Netsuke of ZendamaTo greet the New Year I have selected a netsuke of Zendama, the good spirit first introduced by the popular writer Santo Kyoden in his illustrated book Shingaku Hayasomegusa (Fast-dyeing mind technique) in 1790. The author and illustrator, a man of the despised merchant class, can arguably be credited as the artist who introduced the quintessentially Japanese tradition of manga.

In those days the political hierarchy ensured a well-controlled society in which everyone knew his place by strictly monitoring popular culture, imposing heavy punishments on anyone whose output might inspire dissent. Santo Kyoden learnt to his cost that some lines were not to be crossed, and was sentenced to being handcuffed and placed under house arrest for 50 days, for a racy publication early in his career. Thereafter his publications bore strong moral messages, though of course subversion simmered healthily under the surface of his work.
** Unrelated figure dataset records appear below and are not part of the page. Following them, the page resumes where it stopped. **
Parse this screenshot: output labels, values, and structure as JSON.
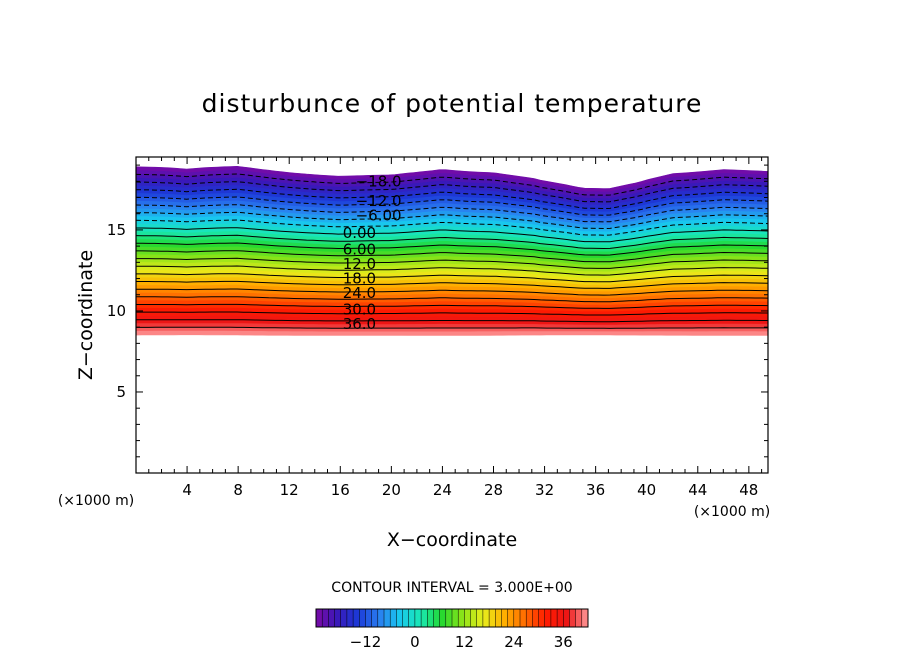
{
  "chart_data": {
    "type": "contour",
    "title": "disturbunce of potential temperature",
    "xlabel": "X−coordinate",
    "ylabel": "Z−coordinate",
    "x_unit": "(×1000 m)",
    "y_unit": "(×1000 m)",
    "xlim": [
      0,
      49.5
    ],
    "ylim": [
      0,
      19.5
    ],
    "x_ticks": [
      4,
      8,
      12,
      16,
      20,
      24,
      28,
      32,
      36,
      40,
      44,
      48
    ],
    "y_ticks": [
      5,
      10,
      15
    ],
    "contour_interval_text": "CONTOUR INTERVAL = 3.000E+00",
    "contour_interval": 3,
    "value_range": [
      -24,
      42
    ],
    "contour_labels": [
      {
        "text": "−18.0",
        "x": 19,
        "z": 18.0
      },
      {
        "text": "−12.0",
        "x": 19,
        "z": 16.8
      },
      {
        "text": "−6.00",
        "x": 19,
        "z": 15.9
      },
      {
        "text": "0.00",
        "x": 17.5,
        "z": 14.8
      },
      {
        "text": "6.00",
        "x": 17.5,
        "z": 13.8
      },
      {
        "text": "12.0",
        "x": 17.5,
        "z": 12.9
      },
      {
        "text": "18.0",
        "x": 17.5,
        "z": 12.0
      },
      {
        "text": "24.0",
        "x": 17.5,
        "z": 11.1
      },
      {
        "text": "30.0",
        "x": 17.5,
        "z": 10.1
      },
      {
        "text": "36.0",
        "x": 17.5,
        "z": 9.2
      }
    ],
    "field_bottom_z": 8.5,
    "top_boundary": [
      [
        0,
        18.8
      ],
      [
        4,
        18.5
      ],
      [
        8,
        18.8
      ],
      [
        12,
        18.6
      ],
      [
        16,
        18.4
      ],
      [
        20,
        18.5
      ],
      [
        24,
        18.9
      ],
      [
        28,
        18.6
      ],
      [
        32,
        17.9
      ],
      [
        35,
        17.4
      ],
      [
        37,
        17.4
      ],
      [
        39,
        17.8
      ],
      [
        42,
        18.5
      ],
      [
        46,
        18.8
      ],
      [
        49.5,
        18.7
      ]
    ],
    "colorbar": {
      "ticks": [
        "−12",
        "0",
        "12",
        "24",
        "36"
      ],
      "tick_values": [
        -12,
        0,
        12,
        24,
        36
      ],
      "colors": [
        "#7a0aa6",
        "#3a18b8",
        "#1c3ad8",
        "#2a7cf0",
        "#19c8ee",
        "#19e8b4",
        "#22d830",
        "#8ee418",
        "#e8ec1c",
        "#ffb000",
        "#ff6a00",
        "#ff1a00",
        "#ec1616",
        "#ff9a9a"
      ]
    }
  }
}
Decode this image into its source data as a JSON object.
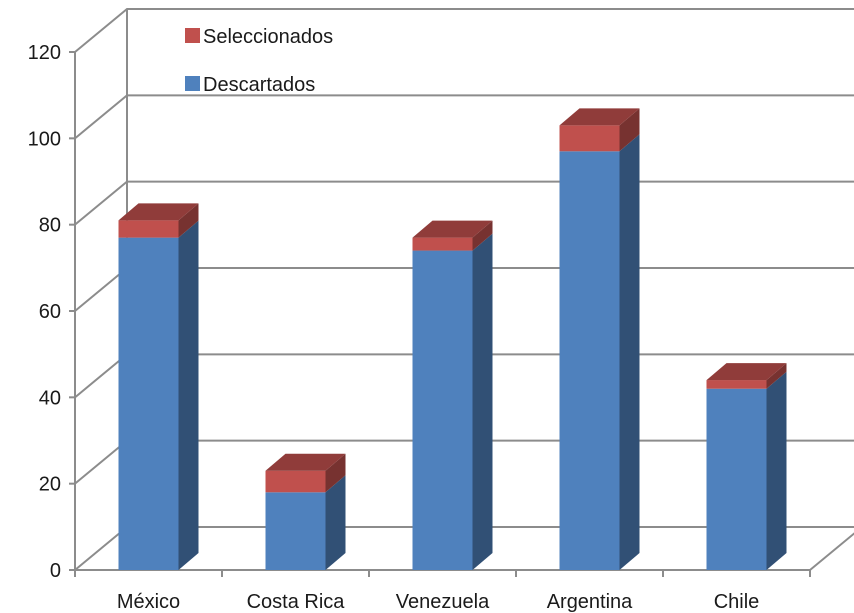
{
  "chart_data": {
    "type": "bar",
    "stacked": true,
    "three_d": true,
    "categories": [
      "México",
      "Costa Rica",
      "Venezuela",
      "Argentina",
      "Chile"
    ],
    "series": [
      {
        "name": "Descartados",
        "values": [
          77,
          18,
          74,
          97,
          42
        ],
        "color": "#4F81BD"
      },
      {
        "name": "Seleccionados",
        "values": [
          4,
          5,
          3,
          6,
          2
        ],
        "color": "#C0504D"
      }
    ],
    "ylim": [
      0,
      120
    ],
    "yticks": [
      0,
      20,
      40,
      60,
      80,
      100,
      120
    ],
    "grid": true,
    "legend_placement": "top-left",
    "title": "",
    "xlabel": "",
    "ylabel": ""
  }
}
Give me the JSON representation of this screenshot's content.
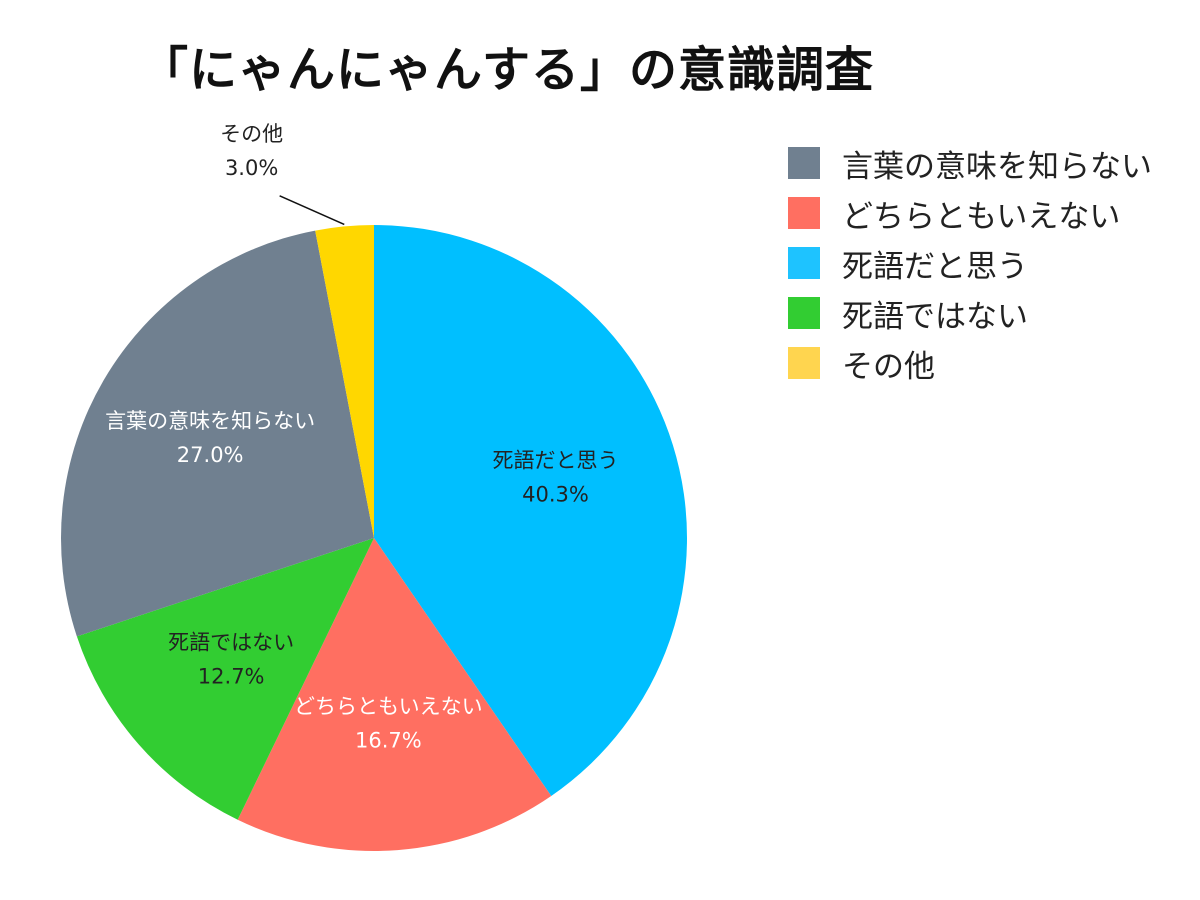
{
  "chart_data": {
    "type": "pie",
    "title": "「にゃんにゃんする」の意識調査",
    "start_angle_deg": 0,
    "direction": "clockwise",
    "legend_position": "top-right",
    "slices": [
      {
        "label": "死語だと思う",
        "value": 40.3,
        "value_label": "40.3%",
        "color": "#00BFFF",
        "label_color": "#222222"
      },
      {
        "label": "どちらともいえない",
        "value": 16.7,
        "value_label": "16.7%",
        "color": "#FF6F61",
        "label_color": "#ffffff"
      },
      {
        "label": "死語ではない",
        "value": 12.7,
        "value_label": "12.7%",
        "color": "#32CD32",
        "label_color": "#222222"
      },
      {
        "label": "言葉の意味を知らない",
        "value": 27.0,
        "value_label": "27.0%",
        "color": "#708090",
        "label_color": "#ffffff"
      },
      {
        "label": "その他",
        "value": 3.0,
        "value_label": "3.0%",
        "color": "#FFD700",
        "label_color": "#222222"
      }
    ],
    "legend": [
      {
        "label": "言葉の意味を知らない",
        "color": "#708090"
      },
      {
        "label": "どちらともいえない",
        "color": "#FF6F61"
      },
      {
        "label": "死語だと思う",
        "color": "#1EC3FF"
      },
      {
        "label": "死語ではない",
        "color": "#32CD32"
      },
      {
        "label": "その他",
        "color": "#FFD54F"
      }
    ]
  }
}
Zendama and his nemesis, the evil spirit Akudama, proved popular characters throughout the 19th century. Their likenesses appeared with some frequency in woodblock prints and as a kabuki dance, but only Kokusai seems to have used them as inspiration for his netsuke. Perhaps their owners commissioned them as talismans in an uncertain world. We certainly live in uncertain times now, but such netsuke are scarce, with only a few lucky collectors able to boast their addition to their collections.

An interesting inro by Koryusai, from an old English collection, depicts the unusual scene of a warrior wearing a courtier’s headgear and playing a sho (a type of reed instrument) framed against the background of a mountain.

The tale of this subject matter is that of Minamoto no Yoshimitsu, younger brother of Yoshiyiie, who was taught a particularly beautiful secret melody on the sho by the celebrated master Toyohara Tokimoto. Leaving to join his brother in battle in the far north, Yoshimitsu grew afraid that he might be slain and that the tune would be lost forever. He thus resolved to take Tokimoto’s son, Tokiaki, part of the way on his journey and to teach him the tune by moonlight. This scene is depicted in woodblock prints (such as the example below by Yoshitoshi), the renowned warrior, seated before Mount Ashigara by moonlight and playing the courtly instrument. In Japanese aesthetics it is considered a depiction of a perfect warrior.